The ζ_2_sqr_simd_range attempts to leverage the microparallelism of the processor, the ability to use SIMD code via AVX/SSE.

The ζ_2_sqr_gpu_range uses a GPU implementation. This machine has an GTX1060M unit in it, and the CPU is a Kaby Lake i7-7700HQ.

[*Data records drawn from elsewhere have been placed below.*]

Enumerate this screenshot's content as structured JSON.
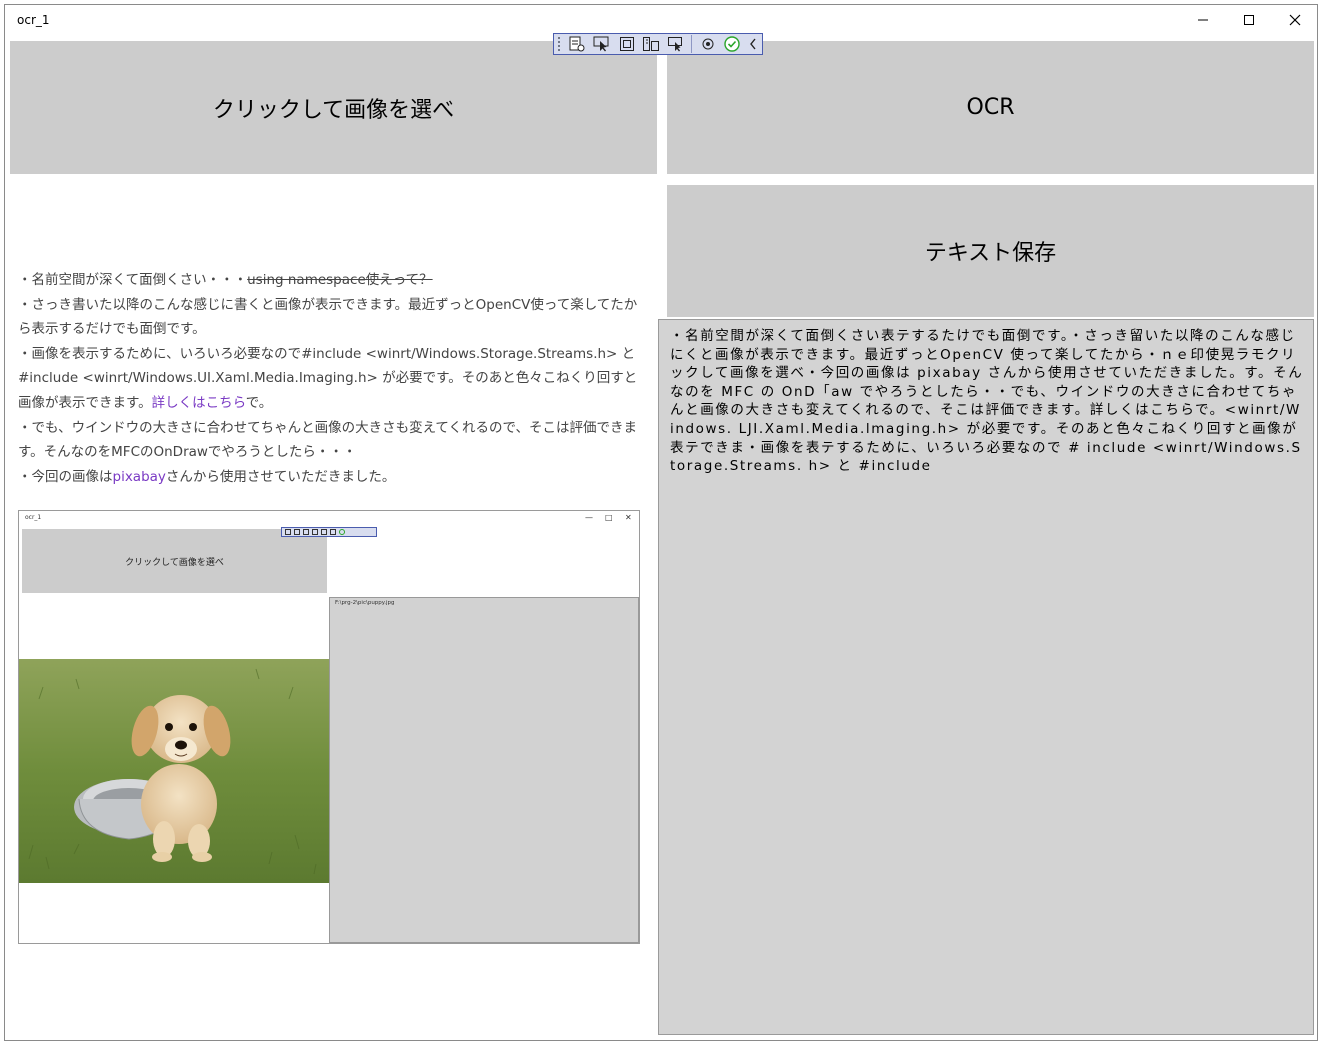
{
  "window": {
    "title": "ocr_1",
    "controls": {
      "minimize": "minimize-icon",
      "maximize": "maximize-icon",
      "close": "close-icon"
    }
  },
  "buttons": {
    "select_image": "クリックして画像を選べ",
    "ocr": "OCR",
    "save_text": "テキスト保存"
  },
  "debug_toolbar": {
    "icons": [
      "live-visual-tree-icon",
      "select-element-icon",
      "display-layout-adorners-icon",
      "track-focus-icon",
      "show-hot-reload-icon",
      "binding-failures-icon",
      "check-accessibility-icon",
      "collapse-chevron-icon"
    ],
    "check_color": "#2aa52a",
    "border_color": "#4a5cae"
  },
  "article": {
    "para1_prefix": "・名前空間が深くて面倒くさい・・・",
    "para1_strike": "using namespace使えって？",
    "para2": "・さっき書いた以降のこんな感じに書くと画像が表示できます。最近ずっとOpenCV使って楽してたから表示するだけでも面倒です。",
    "para3_text": "・画像を表示するために、いろいろ必要なので#include <winrt/Windows.Storage.Streams.h> と#include <winrt/Windows.UI.Xaml.Media.Imaging.h> が必要です。そのあと色々こねくり回すと画像が表示できます。",
    "para3_link": "詳しくはこちら",
    "para3_suffix": "で。",
    "para4": "・でも、ウインドウの大きさに合わせてちゃんと画像の大きさも変えてくれるので、そこは評価できます。そんなのをMFCのOnDrawでやろうとしたら・・・",
    "para5_prefix": "・今回の画像は",
    "para5_link": "pixabay",
    "para5_suffix": "さんから使用させていただきました。",
    "link_color": "#7a3ac4"
  },
  "embedded_screenshot": {
    "title": "ocr_1",
    "min": "—",
    "max": "□",
    "close": "✕",
    "button_label": "クリックして画像を選べ",
    "file_path": "F:\\prg-2\\pic\\puppy.jpg",
    "image": "puppy-in-bowl-photo"
  },
  "ocr_result": {
    "text": "・名前空間が深くて面倒くさい表テするたけでも面倒です。・さっき留いた以降のこんな感じにくと画像が表示できます。最近ずっとOpenCV 使って楽してたから・ｎｅ印使晃ラモクリックして画像を選べ・今回の画像は pixabay さんから使用させていただきました。す。そんなのを MFC の OnD「aw でやろうとしたら・・でも、ウインドウの大きさに合わせてちゃんと画像の大きさも変えてくれるので、そこは評価できます。詳しくはこちらで。<winrt/Windows. LJI.Xaml.Media.lmaging.h> が必要です。そのあと色々こねくり回すと画像が表テできま・画像を表テするために、いろいろ必要なので # include <winrt/Windows.Storage.Streams. h> と #include"
  },
  "colors": {
    "button_bg": "#cccccc",
    "panel_bg": "#d3d3d3"
  }
}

Compare this to my deskside unit which has an RTX2060 and a much older Sandy Bridge CPU pair

```
─────────────────────────────────────────────────────────────────────────────
Time Allocations
────────────────────── ───────────────────────
Tot / % measured: 701s / 46.9% 2.03GiB / 0.03%
Section ncalls time %tot avg alloc %tot avg
─────────────────────────────────────────────────────────────────────────────
ζ_gen_thr_range 1 181s 54.9% 181s 668KiB 98.0% 668KiB
ζ_2_sqr_thr_range 1 99.4s 30.3% 99.4s 2.17KiB 0.32% 2.17KiB
ζ_2_sqr_simd_range 1 47.4s 14.4% 47.4s 48.0B 0.01% 48.0B
ζ_2_sqr_gpu_range 1 1.26s 0.38% 1.26s 11.3KiB 1.66% 11.3KiB
─────────────────────────────────────────────────────────────────────────────
```

The above machine is a laptop. The below machine is a deskside. Maybe someday, the AMD fairy will drop off a nice Rome or newer system by me that I can play with. Until then, I won’t be able to get AMD numbers. Though I do have a Ryzen 5 laptop here … hmmm ….

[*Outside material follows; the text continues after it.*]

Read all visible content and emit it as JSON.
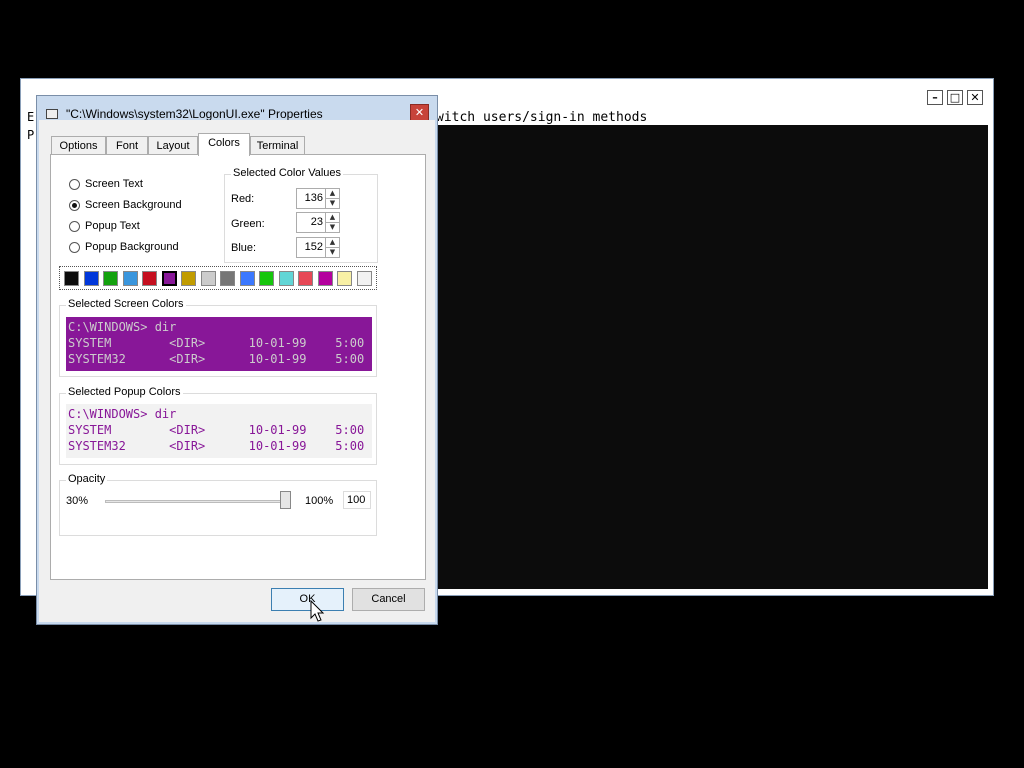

Back to the deskside for a moment. When I set the thread count to 16, watch what happens to the timing

```
─────────────────────────────────────────────────────────────────────────────
Time Allocations
────────────────────── ───────────────────────
Tot / % measured: 168s / 41.2% 1.78GiB / 0.04%
Section ncalls time %tot avg alloc %tot avg
─────────────────────────────────────────────────────────────────────────────
ζ_2_sqr_simd_range 1 47.4s 68.6% 47.4s 48.0B 0.01% 48.0B
ζ_gen_thr_range 1 13.3s 19.2% 13.3s 683KiB 96.0% 683KiB
ζ_2_sqr_thr_range 1 7.13s 10.3% 7.13s 17.0KiB 2.39% 17.0KiB
ζ_2_sqr_gpu_range 1 1.27s 1.84% 1.27s 11.3KiB 1.59% 11.3KiB
─────────────────────────────────────────────────────────────────────────────
```

SIMD doesn’t change. But the generalized thread range calc went from 181s to 13.3s. Thats roughly 13.6x faster. The squared thread range calc was about 14x faster. The GPU version, however, was still about 6x faster than the best effort of the threaded code.

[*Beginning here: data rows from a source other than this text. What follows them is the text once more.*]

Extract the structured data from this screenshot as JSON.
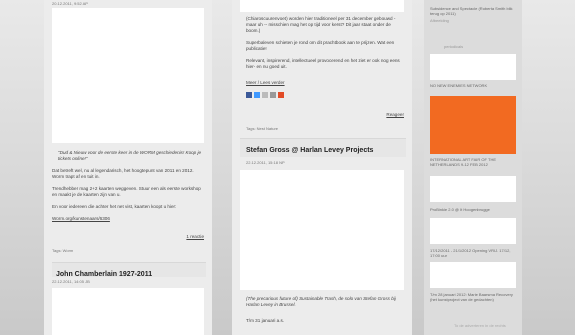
{
  "left_col": {
    "top_meta": "20.12.2011, 9:52 AP",
    "quote": "\"Dud & Nieuw voor de eerste keer in de WORM geschiedenis! Koop je tickets online!\"",
    "para1": "Dat betreft wel, nu al legendarisch, het hoogtepunt van 2011 en 2012. Worm trapt af en tuit in.",
    "para2": "Trendhebber mag 2+2 kaarten weggeven. Stuur een als eerste workshop en maakt je de kaarten zijn van u.",
    "para3": "En voor iedereen die achter het net vist, kaarten koopt u hier:",
    "link": "Worm.org/kunstenaars/6306",
    "more": "1 reactie",
    "tags": "Tags: Worm",
    "post_title": "John Chamberlain 1927-2011",
    "post_meta": "22.12.2011, 14:05 JB"
  },
  "mid_col": {
    "para_a": "(Chiaroscuurenvoet) worden hier traditioneel per 31 december gebouwd - maar uh -- misschien mag het op tijd voor kerst? Dit jaar staat onder de boom.)",
    "para_b": "Superbaleven schieten je rond om dit prachtbook aan te prijzen. Wat een publicatie!",
    "para_c": "Relevant, inspirerend, intellectueel provocerend en het ziet er ook nog eens hier- en nu goed uit.",
    "read_more": "Meer / Lees verder",
    "respond": "Reageer",
    "tags": "Tags: Nest Nature",
    "post_title": "Stefan Gross @ Harlan Levey Projects",
    "post_meta": "22.12.2011, 15:18 NP",
    "bottom_p1": "(The precarious future of) Sustainable Trash, de solo van Stefan Gross bij Harlan Levey in Brussel.",
    "bottom_p2": "T/m 31 januari a.s."
  },
  "right_col": {
    "top_line": "Subsidence and Spectacle (Roberta Smith blik terug op 2011)",
    "top_sub": "Afbeelding",
    "section_label": "periodicals",
    "l1": "NO NEW ENEMIES NETWORK",
    "l2": "INTERNATIONAL ART FAIR OF THE NETHERLANDS 9-12 FEB 2012",
    "l3": "ProBinkie 2.0 @ It Hoogenbrugge",
    "l4": "17/12/2011 - 21/1/2012 Opening VRIJ. 17/12, 17:00 uur",
    "l5": "T/m 28 januari 2012: Marie Baarsma Recovery (het kunstproject van de gedachten)",
    "bottom_label": "To de adverteren in de rechts"
  },
  "colors": {
    "accent_orange": "#f26a21",
    "link_blue": "#2a64b8"
  }
}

There’s still a great deal more experimentation I can do with this. That said, look at how simple this code is for the fastest CPU portion.

```
function ζ_2_sqr_thr_range(mstart,mend)
s = 0
cls = 8 # cache line size in units of Float64 storage size
# so we can avoid false sharing
Nthr = Threads.nthreads()
psum = zeros(Float64,Nthr*cls)
ms = zeros(Float64,Nthr*cls)
me = zeros(Float64,Nthr*cls)
# preparing each thread, start, end, and partial sums
for i=1:Nthr
ms[i*cls] = (N/Nthr)*i
me[i*cls] = 1 + (N/Nthr)*(i-1)
psum[i*cls] = 0.0
end
# actual function we will execute per thread
# psums will be updated per thread id. This is why
# the psums are spaced 1 cache line apart, versus adjacent indices
# Threaded inner loop, each thread has no dependence upon others
Threads.@threads for t=1:Nthr
innercpu_2!(psum,ms,me,2,cls)
end
# now sum up the partial sums and return s
s = sum(psum)
s
end
function innercpu_2!(psum,ms,me,x,cls)
ndx = Threads.threadid()
@simd for i=ms[ndx*cls]:-1:me[ndx*cls]
@inbounds psum[ndx*cls] += (1.0/i)*(1.0/i)
end
return nothing
end
```

I purposefully structured it just like the GPU portion of this code where instead of a threaded loop, I use an

` @cuda blocks=Nblocks threads=Nthr innergpu_1!(psum_d)`

with the innergpu_1! function looking like this

```
function innergpu_1!(ps)
ndx = threadIdx().x
i = (blockIdx().x-1) * blockDim().x + threadIdx().x
r = 1.0/i
@atomic ps[ndx] += r*r
return nothing
end
```

What’s wonderful about this, it is very easy to use all this power of the system, be it cpus or GPUs (limited to NVidia right now, though I hope the good folks at AMD are paying attention to this). Writing parallel and fast code is not hard. Actually, rather the opposite.